2021年の世界知的所有権の日のテーマは、「知的財産(IP)と中小企業:あなたのアイデアで新しい事業を(IP & SMEs: Taking your ideas to market)」であり、新型コロナウイルスの猛威に振られるグローバル市場にとって、特に有意義である。世界銀行(The World Bank)のウェブサイトに掲載されるデータによれば、世界の企業のうち、約90%の企業は中小企業であり、世界中の労働者のうち、約50%の労働者は中小企業に雇われており、新興国においては、中小企業がそのGDPの40%まで占めることもあり、世界経済、個別の国への中小企業の影響力は、我々の想像をはるかに超えている。わが国を例に挙げると、経済復興の追求を最優先課題とした2021年では、半導体産業のおかげで超景気の循環に入り、将来の成長が見込まられるハイテク産業以外、我が国の企業全体の97.65%を占め、全国の就職人数の78.73%を占める中小企業がこの逆境を乗り越えられるかどうかは、一般市民が経済の復興を実感できるかどうかの鍵である。
しかしながら、中小企業の知的財産権の出願総件数は、大手企業のそれに及ばない。我が国では、知的財産局の年報によれば、2020年の大手企業の専利出願数は10,794件であるのに対し、中小企業の専利出願数は3,334件であり、我が国の企業全体の97.65%を占めている中小企業にしては、その件数が多いとは言えない。良い面を見ると、専利出願件数の成長率によれば、中小企業の成長率は、2018年~2020年の間に夫々8%、7%、17%であるのに対し、大手企業の成長率は、2%、6%、-4%であるので、大手企業の専利出願件数は2020年の新型コロナウイルスによる影響を大きく受けていることが見受けられる一方、中小企業の専利出願件数は、コロナ禍でも右肩上がりの成長を見せた。

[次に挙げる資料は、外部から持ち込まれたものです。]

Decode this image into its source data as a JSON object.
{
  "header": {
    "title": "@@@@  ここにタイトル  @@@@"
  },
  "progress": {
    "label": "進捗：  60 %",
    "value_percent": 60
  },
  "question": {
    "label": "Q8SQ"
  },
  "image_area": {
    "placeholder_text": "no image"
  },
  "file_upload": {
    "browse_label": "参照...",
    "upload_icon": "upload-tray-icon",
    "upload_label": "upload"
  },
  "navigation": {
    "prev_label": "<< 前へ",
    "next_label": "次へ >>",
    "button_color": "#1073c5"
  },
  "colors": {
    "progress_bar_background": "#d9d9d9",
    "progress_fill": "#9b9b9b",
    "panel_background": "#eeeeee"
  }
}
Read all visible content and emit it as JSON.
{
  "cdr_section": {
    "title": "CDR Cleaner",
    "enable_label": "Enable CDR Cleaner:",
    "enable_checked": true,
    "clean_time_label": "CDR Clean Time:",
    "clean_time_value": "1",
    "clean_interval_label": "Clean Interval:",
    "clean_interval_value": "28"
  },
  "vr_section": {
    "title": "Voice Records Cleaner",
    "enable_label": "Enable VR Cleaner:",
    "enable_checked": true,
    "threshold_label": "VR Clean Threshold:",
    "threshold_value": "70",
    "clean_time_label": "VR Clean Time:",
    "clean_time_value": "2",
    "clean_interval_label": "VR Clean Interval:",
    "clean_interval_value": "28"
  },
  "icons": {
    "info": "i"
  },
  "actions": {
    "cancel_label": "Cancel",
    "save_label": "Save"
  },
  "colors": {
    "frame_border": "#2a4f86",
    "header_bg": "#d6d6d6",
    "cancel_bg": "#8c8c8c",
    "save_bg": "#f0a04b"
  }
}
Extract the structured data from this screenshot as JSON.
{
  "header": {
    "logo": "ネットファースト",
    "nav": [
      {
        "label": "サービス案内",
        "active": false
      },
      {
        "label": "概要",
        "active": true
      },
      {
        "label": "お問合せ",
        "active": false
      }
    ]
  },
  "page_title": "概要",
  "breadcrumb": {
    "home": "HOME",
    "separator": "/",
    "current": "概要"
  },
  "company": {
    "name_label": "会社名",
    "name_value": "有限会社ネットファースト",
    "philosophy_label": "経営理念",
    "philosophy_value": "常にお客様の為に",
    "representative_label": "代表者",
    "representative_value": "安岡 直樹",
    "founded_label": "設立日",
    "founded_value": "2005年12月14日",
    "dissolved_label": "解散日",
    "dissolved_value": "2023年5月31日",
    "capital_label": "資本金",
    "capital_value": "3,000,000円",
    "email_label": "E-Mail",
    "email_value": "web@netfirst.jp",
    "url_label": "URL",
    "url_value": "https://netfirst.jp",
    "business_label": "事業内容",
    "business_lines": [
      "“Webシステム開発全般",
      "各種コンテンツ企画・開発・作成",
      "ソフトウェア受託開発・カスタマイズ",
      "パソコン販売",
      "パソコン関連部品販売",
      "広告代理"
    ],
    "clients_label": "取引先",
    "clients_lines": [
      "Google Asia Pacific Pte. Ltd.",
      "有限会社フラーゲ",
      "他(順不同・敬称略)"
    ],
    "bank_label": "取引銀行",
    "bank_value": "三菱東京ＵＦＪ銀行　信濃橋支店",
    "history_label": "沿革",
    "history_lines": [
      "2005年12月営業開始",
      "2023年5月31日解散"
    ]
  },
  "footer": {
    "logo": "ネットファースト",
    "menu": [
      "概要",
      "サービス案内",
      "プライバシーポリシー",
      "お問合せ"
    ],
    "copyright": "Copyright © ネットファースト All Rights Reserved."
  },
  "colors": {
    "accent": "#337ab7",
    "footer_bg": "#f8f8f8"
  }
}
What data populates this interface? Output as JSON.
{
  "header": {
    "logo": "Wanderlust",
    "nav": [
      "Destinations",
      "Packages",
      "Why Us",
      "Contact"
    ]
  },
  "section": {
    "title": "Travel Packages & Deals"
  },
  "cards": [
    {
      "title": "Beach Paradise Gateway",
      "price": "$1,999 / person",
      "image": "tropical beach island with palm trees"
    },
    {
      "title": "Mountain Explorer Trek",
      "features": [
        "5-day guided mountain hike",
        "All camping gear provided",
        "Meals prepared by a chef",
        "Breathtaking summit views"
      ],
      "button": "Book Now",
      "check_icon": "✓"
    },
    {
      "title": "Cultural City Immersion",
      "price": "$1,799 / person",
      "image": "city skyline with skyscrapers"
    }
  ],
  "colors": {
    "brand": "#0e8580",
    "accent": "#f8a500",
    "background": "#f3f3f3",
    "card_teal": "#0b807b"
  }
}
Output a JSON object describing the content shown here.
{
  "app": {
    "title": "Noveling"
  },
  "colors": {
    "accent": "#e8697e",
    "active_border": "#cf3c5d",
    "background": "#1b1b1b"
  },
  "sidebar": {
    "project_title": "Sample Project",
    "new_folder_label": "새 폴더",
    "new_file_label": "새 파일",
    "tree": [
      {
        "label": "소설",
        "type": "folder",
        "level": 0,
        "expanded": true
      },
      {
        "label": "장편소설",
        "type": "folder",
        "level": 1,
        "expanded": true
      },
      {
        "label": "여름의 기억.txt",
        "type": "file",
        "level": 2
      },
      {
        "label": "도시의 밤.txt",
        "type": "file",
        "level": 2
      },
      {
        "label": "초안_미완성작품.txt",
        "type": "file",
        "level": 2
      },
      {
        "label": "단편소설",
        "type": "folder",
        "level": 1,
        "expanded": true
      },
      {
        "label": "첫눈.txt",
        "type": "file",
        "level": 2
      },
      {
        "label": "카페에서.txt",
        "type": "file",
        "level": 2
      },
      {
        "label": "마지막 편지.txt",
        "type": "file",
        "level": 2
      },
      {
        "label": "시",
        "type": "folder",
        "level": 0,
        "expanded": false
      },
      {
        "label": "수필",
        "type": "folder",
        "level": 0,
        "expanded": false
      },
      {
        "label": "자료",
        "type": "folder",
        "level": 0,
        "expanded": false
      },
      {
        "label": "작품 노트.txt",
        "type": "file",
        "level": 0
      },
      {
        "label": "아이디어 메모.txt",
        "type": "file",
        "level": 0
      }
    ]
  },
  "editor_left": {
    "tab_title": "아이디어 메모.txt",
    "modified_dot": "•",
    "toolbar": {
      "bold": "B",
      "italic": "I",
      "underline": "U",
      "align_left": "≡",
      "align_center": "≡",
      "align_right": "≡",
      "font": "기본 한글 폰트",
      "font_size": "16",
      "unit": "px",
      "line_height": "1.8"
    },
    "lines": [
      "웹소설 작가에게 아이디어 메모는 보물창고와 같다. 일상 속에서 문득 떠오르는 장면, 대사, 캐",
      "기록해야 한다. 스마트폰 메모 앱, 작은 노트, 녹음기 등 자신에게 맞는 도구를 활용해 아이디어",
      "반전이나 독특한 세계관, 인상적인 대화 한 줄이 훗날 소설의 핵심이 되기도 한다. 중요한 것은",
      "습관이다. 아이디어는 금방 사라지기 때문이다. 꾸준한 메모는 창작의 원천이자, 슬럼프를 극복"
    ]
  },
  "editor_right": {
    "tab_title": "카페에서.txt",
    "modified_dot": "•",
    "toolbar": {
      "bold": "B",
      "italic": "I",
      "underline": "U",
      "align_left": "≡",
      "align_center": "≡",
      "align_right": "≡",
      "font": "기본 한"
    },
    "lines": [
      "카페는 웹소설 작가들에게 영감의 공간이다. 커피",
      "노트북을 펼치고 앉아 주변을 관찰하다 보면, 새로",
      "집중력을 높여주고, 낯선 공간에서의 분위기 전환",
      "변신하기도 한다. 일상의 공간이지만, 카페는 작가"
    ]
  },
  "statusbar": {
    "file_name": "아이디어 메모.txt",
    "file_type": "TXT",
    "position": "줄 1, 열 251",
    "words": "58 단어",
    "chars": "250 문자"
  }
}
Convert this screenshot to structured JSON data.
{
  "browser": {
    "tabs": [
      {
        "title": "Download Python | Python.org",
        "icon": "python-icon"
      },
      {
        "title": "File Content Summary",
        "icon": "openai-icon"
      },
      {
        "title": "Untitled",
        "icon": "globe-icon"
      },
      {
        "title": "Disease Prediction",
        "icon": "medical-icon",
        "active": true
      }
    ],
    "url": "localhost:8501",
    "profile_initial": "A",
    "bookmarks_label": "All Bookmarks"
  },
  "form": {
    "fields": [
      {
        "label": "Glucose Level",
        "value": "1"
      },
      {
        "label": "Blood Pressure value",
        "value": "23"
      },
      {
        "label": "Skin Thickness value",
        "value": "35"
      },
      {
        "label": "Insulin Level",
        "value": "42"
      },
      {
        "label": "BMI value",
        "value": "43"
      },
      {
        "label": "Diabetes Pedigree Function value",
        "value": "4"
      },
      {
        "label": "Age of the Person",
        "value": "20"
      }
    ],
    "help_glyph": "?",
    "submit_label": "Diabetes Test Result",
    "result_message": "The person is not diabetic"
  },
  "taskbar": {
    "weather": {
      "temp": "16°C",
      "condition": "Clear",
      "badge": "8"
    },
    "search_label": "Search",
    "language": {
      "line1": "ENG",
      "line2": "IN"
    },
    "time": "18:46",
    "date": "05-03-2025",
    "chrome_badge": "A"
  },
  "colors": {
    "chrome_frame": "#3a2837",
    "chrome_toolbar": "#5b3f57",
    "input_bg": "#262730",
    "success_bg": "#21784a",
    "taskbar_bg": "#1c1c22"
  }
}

なお、欧州連合知的財産庁(EUIPO)の研究報告「High-growth firms and intellectual property rights, IPR profile of high-potential SMEs in Europe, May 2019」によると、知的財産権の出願を行った中小企業のうち、出願した後に成長期を迎えた企業は21%もあり、その成長率は約10%で、20%以上に達するものもある。明らかに、知的財産権を持った中小企業は、そのアイデアを商業化するチャンスが多く、それにより、企業の価値が向上し、クライアントに新しい且つ良い商品やサービスを提供することも可能になる。
実際、各知的財産権の関連組織は、中小企業のイノベーション環境に対する重要性について既に気付き始めている。なぜなら、中小企業の成長は、国の経済の長期的な成長に関わっているとともに、市場の競争が激化し且つ各種類の製品技術やサービスが日進月歩で発展を続けている現在は、特に研究開発・イノベーションが中小企業の持続する成長の重要なポイントである。世界知的所有権機関(WIPO)と欧州特許庁(EPO)は、いずれもそのウェブサイトに「中小企業コーナー<https://www.wipo.int/sme/en/>」を設けており、その目的は、中小企業に知的財産権を認識させ、知的財産権がビジネスにもたらすメリットとは何か、知的財産権が如何にして業務開拓の助けになるかを理解させることにある。また、我が国の知的財産局のウェブサイトにも同様に、「中小企業コーナー< https://pcm.tipo.gov.tw/SME/index.html>」を設けており、そこには、知的財産権の基本概念及びよくある問題の関連知識などの内容が掲載されている。
知的財産権は、富裕層限定のゲームでもなければ、大手企業しか使えないツールでもない。中小企業にとって肝心なところは、自分の実力を向上させ続けるほか、日々の研究開発・イノベーションやブランドマネジメントを知的財産権に転換できれば、売り上げの向上、他社との連携、或いは投資者の興味を引くことを実現するための武器になる可能性もある。